The Total Depravity of the No Free Lunch Theorem

Many Christians believe that we can only do good by the grace of God. In its most extreme form, this theory of “total depravity” suggests that we are literally incapable of choosing the good, choosing to follow God, or to even believe in Him without His direct supernatural aid, offered as a free gift.

Total depravity is false, but it contains an important truth about why we need God’s help not to screw up.

In artificial intelligence, we model smart things like people as “intelligent agents”. An agent, broadly stated, is something that exists in a larger environment, observing situations, taking actions, and receiving rewards – a bit like the entities navigating through Markov decision processes last time.
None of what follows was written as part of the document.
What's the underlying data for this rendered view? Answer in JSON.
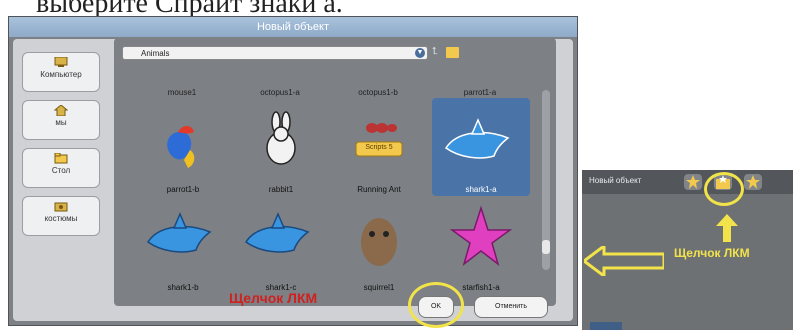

But agents are a broader concept, not strictly tied to the Markov property: anything that makes decisions about actions in a larger environment can be an agent. The line between agent and environment can be clear, as with humans contained within our skins; or it might be fuzzy, like a control system for a factory.

While the idea of “intelligence” is fuzzy, one of the things that makes an agent smart is rational behavior – making the right choices. Another thing that makes an agent smart is learning – improving your behavior in the future based on the experiences that you’ve had in the past.

The field I work in, deep reinforcement learning, focuses on building learning agents that improve their rationality based on their experiences, generally within a partially-observable Markov decision process in which it’s reasonably clear what counts as rational, even if the agent can’t clearly see the whole world.

This “partial observability” is one real-world limitation that virtually all agents in Creation share. Robot sensors have a limited range, the factory controller doesn’t have a sensor on all its circuits, and we can’t see behind our own heads (hey, there’s a creepy man standing behind you right now – don’t look!)

Partial observability means we need to make the best decisions we can based on the information that is available to us. We look both ways at a crosswalk to try to reduce our uncertainty, waiting if a car is coming, and we call out “corner” in a restaurant kitchen to try to reduce the uncertainty of others.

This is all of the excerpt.